Coming up in a Catholic school, I was taught the "creation story": Adam, Eve, God, the snake, the apple, Cain, Abel, etc etc.  We never spent a lot of time on it, but it was certainly covered once or twice.  However, like much of the dogma hammered into our impressionable minds, the whole point of the story was largely lost on us.  We were usually told the stories, and left to figure out the supposed point ourselves.

You see, as it was explained to me, it went pretty much like this:

Adam and Eve are standing around.  Tree of Life/Knowledge nearby with lovely apples (or pomegranites or whatever).  God says, "hey, don't eat the fruit, and I'll be back in a jiffy."  God buggers off.  Snake shows up and goes, "say, you guys should have some apples." "Why, what do the apples do?"  "Well, they are the fruit of knowledge.  If you eat them, you'd know everything god does.  You'd be gods too."  "Cool, sounds good."  Munch munch.

Next thing couples are having sex, women are punished by having menstrual cycles, and I'm not sure what man's punishment is, I mean, sure no multiple orgasms, but we can still pee standing up.  And everyone has to be born with this original sin on their head, made to beg forgiveness through baptism for what some couple did a few thousand years back.

I think we got the shaft on this one.

I mean, it's not like I could point it out in a Catholic grade school, but on hearing this story I thought, "I'm siding with the snake."

(Oh, I'm going to hell for that one!  Somewhere far far away, some Catholic somewhere is about to read this and pray for my soul.  Hahahahaha!  But back to me and the snake...)

See, here's how I basically saw it, after it was explained to me:

Omnipotent, omniscient, omnipresent God creates Man, in his own image, but imperfect.  He must have meant to make him imperfect, because he himself was perfect and couldn't have simply cooked up a bad batch - not possible.  So obviously he meant us to be fuck-ups.  Being omniscient, he knew we'd be fuck-ups.  He made us to be.  Then he sticks the new couple of fresh fuck-ups in front of the Tree of Life, which he knows they will be tempted to eat from, hell, he knows they will eat from, because he knows everything, and goes somewhere that he can't see them (wherever omnipotent, omnipresent gods go in order to turn their back on their doomed followers) to provide them the opportunity to prepetrate the grand fuck-up.  Where exactly that is that he went I don't know, because if he is omnipresent, no such place exists, but in some bizarre chicken-egg scenario let's assume Mr Perfect created one.  So he runs off to turn his back on his favorite project.  Mr Snake comes along with a tempting, and reasonable-sounding offer.  Why should god be the only one who knows everything?  Selfish bastard wants to keep it to himself!  Why can't you have the knowledge?  Sounds like a pretty good, so they dig in.  God comes back in time to give them a good chewing out and puts the smack-down on their descendants right to this day.

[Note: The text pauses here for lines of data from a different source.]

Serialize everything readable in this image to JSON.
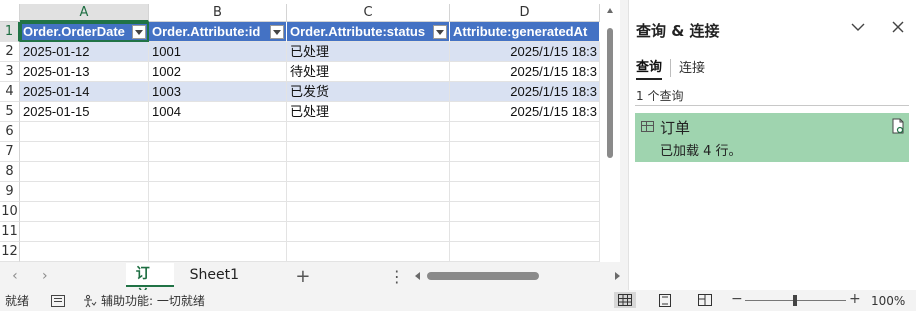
{
  "columns": [
    "A",
    "B",
    "C",
    "D"
  ],
  "active_column": "A",
  "row_numbers": [
    "1",
    "2",
    "3",
    "4",
    "5",
    "6",
    "7",
    "8",
    "9",
    "10",
    "11",
    "12"
  ],
  "headers": [
    "Order.OrderDate",
    "Order.Attribute:id",
    "Order.Attribute:status",
    "Attribute:generatedAt"
  ],
  "rows": [
    [
      "2025-01-12",
      "1001",
      "已处理",
      "2025/1/15 18:3"
    ],
    [
      "2025-01-13",
      "1002",
      "待处理",
      "2025/1/15 18:3"
    ],
    [
      "2025-01-14",
      "1003",
      "已发货",
      "2025/1/15 18:3"
    ],
    [
      "2025-01-15",
      "1004",
      "已处理",
      "2025/1/15 18:3"
    ]
  ],
  "sheet_tabs": [
    "订单",
    "Sheet1"
  ],
  "active_sheet": "订单",
  "add_sheet_label": "+",
  "more_label": "⋮",
  "nav_prev": "‹",
  "nav_next": "›",
  "pane": {
    "title": "查询 & 连接",
    "tabs": [
      "查询",
      "连接"
    ],
    "active_tab": "查询",
    "count_text": "1 个查询",
    "query": {
      "name": "订单",
      "status": "已加载 4 行。"
    }
  },
  "status": {
    "ready": "就绪",
    "accessibility": "辅助功能: 一切就绪",
    "zoom": "100%",
    "zoom_minus": "−",
    "zoom_plus": "+"
  },
  "colors": {
    "header_fill": "#4472c4",
    "band_fill": "#d9e1f2",
    "accent": "#217346",
    "query_card": "#9fd4af"
  }
}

I'm thinking, what a terrible tale!  What's the point of that?  Here's one for you:  I grab something the cat is not supposed to eat but I know that a cat would love.  I grab the cat and cram it into his mouth.  Then I pull the tab on a big ole can of whoop-ass and put the cat in a world of hurt for eating this stuff.  And the cat's reaction should be to (a) beg my forgiveness for having chowed down on it, and (b) to love, fear, and respect me.  The fear part I can see.  That part makes sense.  He should definitely fear me.  I'm a sadistic prick who is far bigger and stronger than he, and I behave in erratic ways he doesn't understand.  But where the love, respect, and begging for forgiveness part is supposed to come from, I'm not quite sure.

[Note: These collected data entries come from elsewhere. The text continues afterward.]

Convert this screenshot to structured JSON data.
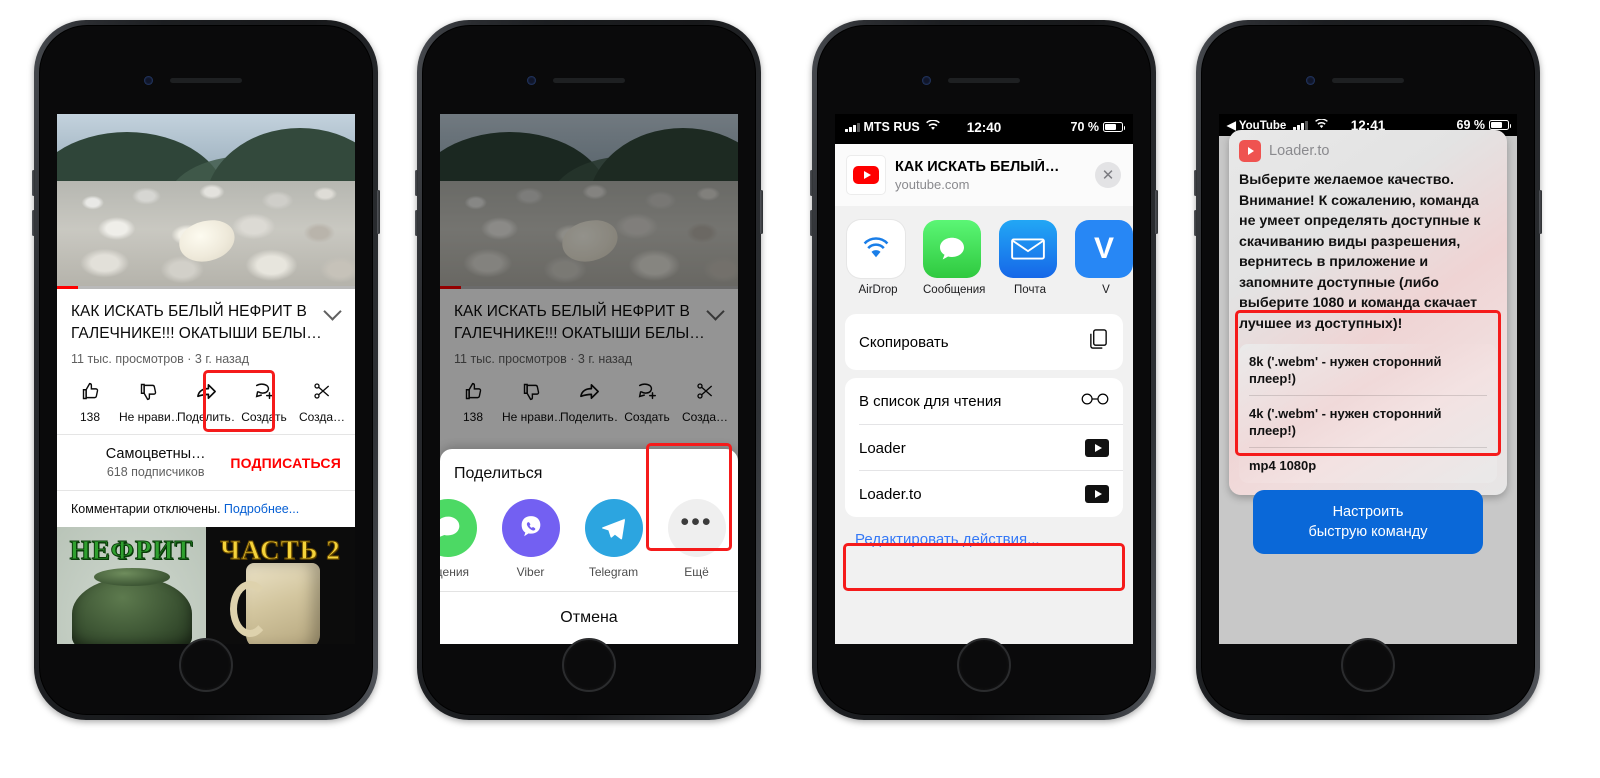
{
  "phones": {
    "one": {
      "video": {
        "title": "КАК ИСКАТЬ БЕЛЫЙ НЕФРИТ В ГАЛЕЧНИКЕ!!! ОКАТЫШИ БЕЛЫ…",
        "meta": "11 тыс. просмотров · 3 г. назад"
      },
      "actions": [
        {
          "label": "138",
          "icon": "thumbs-up-icon"
        },
        {
          "label": "Не нрави…",
          "icon": "thumbs-down-icon"
        },
        {
          "label": "Поделить…",
          "icon": "share-arrow-icon"
        },
        {
          "label": "Создать",
          "icon": "create-clip-icon"
        },
        {
          "label": "Созда…",
          "icon": "scissors-icon"
        }
      ],
      "channel": {
        "name": "Самоцветны…",
        "subs": "618 подписчиков",
        "subscribe": "ПОДПИСАТЬСЯ"
      },
      "comments": {
        "text": "Комментарии отключены.",
        "link": "Подробнее..."
      },
      "thumbs": [
        {
          "text": "НЕФРИТ"
        },
        {
          "text": "ЧАСТЬ 2"
        }
      ]
    },
    "two": {
      "share_title": "Поделиться",
      "apps": [
        {
          "label": "бщения",
          "icon": "messages-icon",
          "color": "#4cd964"
        },
        {
          "label": "Viber",
          "icon": "viber-icon",
          "color": "#7360f2"
        },
        {
          "label": "Telegram",
          "icon": "telegram-icon",
          "color": "#2ca5e0"
        },
        {
          "label": "Ещё",
          "icon": "more-dots-icon",
          "color": "#efefef"
        }
      ],
      "cancel": "Отмена"
    },
    "three": {
      "status": {
        "carrier": "MTS RUS",
        "time": "12:40",
        "battery": "70 %"
      },
      "header": {
        "title": "КАК ИСКАТЬ БЕЛЫЙ…",
        "domain": "youtube.com",
        "close": "✕"
      },
      "apps": [
        {
          "label": "AirDrop",
          "icon": "airdrop-icon"
        },
        {
          "label": "Сообщения",
          "icon": "messages-icon"
        },
        {
          "label": "Почта",
          "icon": "mail-icon"
        },
        {
          "label": "V",
          "icon": "vk-icon"
        }
      ],
      "actions_group_1": [
        {
          "label": "Скопировать",
          "icon": "copy-icon"
        }
      ],
      "actions_group_2": [
        {
          "label": "В список для чтения",
          "icon": "glasses-icon"
        },
        {
          "label": "Loader",
          "icon": "shortcut-play-icon"
        },
        {
          "label": "Loader.to",
          "icon": "shortcut-play-icon"
        }
      ],
      "edit_actions": "Редактировать действия..."
    },
    "four": {
      "status": {
        "back_app": "◀ YouTube",
        "time": "12:41",
        "battery": "69 %"
      },
      "app_name": "Loader.to",
      "message": "Выберите желаемое качество. Внимание! К сожалению, команда не умеет определять доступные к скачиванию виды разрешения, вернитесь в приложение и запомните доступные (либо выберите 1080 и команда скачает лучшее из доступных)!",
      "options": [
        "8k ('.webm' - нужен сторонний плеер!)",
        "4k ('.webm' - нужен сторонний плеер!)",
        "mp4 1080p"
      ],
      "button": "Настроить\nбыструю команду"
    }
  },
  "colors": {
    "highlight": "#f51b1b",
    "youtube_red": "#ff0000",
    "ios_blue": "#3478f6",
    "shortcut_blue": "#0a68d8"
  }
}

Now in spite of all the glaring inconsistencies, I suppose the point of the whole thing is that we were arrogant to take the fruit.  It was disobedient of us to be so ambitious as to think we were able to be gods, and that one part does make some sense.  Mankind's biggest failing is in his arrogance.  We think ourselves outside of the rest of the world, above it somehow.  We act like we are watching this wonderful play being presented for us and don't realize we're actors too.  We are not above nature.  We are not outside it.  This "control" we think we have over the world is just an arrogant work of bad fiction.  Tell me who's in charge the next time a tornado hits your trailer park.  And long after we've wiped ourselves off this planet, be it through man-made plague, global warfare, nuclear holocaust, or burning a hole in the ozone with our reckless pollution, life will go on without us.  It doesn't need us.  The owls and the mice would be much happier without us coming along to mess up their little ecosystem, and the see-saw pendulum of Mother Nature is going to swing back and clock us in the head any time now (pardon the multiple puns).

But that we were baited into this whole situation by Mr Perfect (or Perfectly Sadistic)... well that's just wrong.  I'm supposed to be repentent for this?

Now I must have this story wrong somewhere, because to my thinking, we should be shedding on the couch, stratching up god's furniture, and shitting in his shoes in retaliation for the way he treats us.

Hmmm....

Of course, if god did create this planet, considering how we're treating it, I guess we are shedding on the couch, scratching up his furniture and shitting in his shoes now aren't we?

the emperor's new clothes


"it's all an act you're playing, a role that you put on
a faded coat somebody handed down into your hands
everything you're saying, it's all been said anon
our dreams are only shoddy schemes nobody understands"

[Mike Wade, "Let It All Fall"]


Hush.  Sit down.  Stay calm for a minute.  I've got a secret I want to share with you.  It might seem a little frightening at first, so I want you to pretend it's just the two of us here.  No one will hear.  No one will know.  And I promise I won't tell anyone else afterward.  It's just the two of us: I, the writer, and you, the reader.  Be very quiet.  We don't want anyone to know, now do we?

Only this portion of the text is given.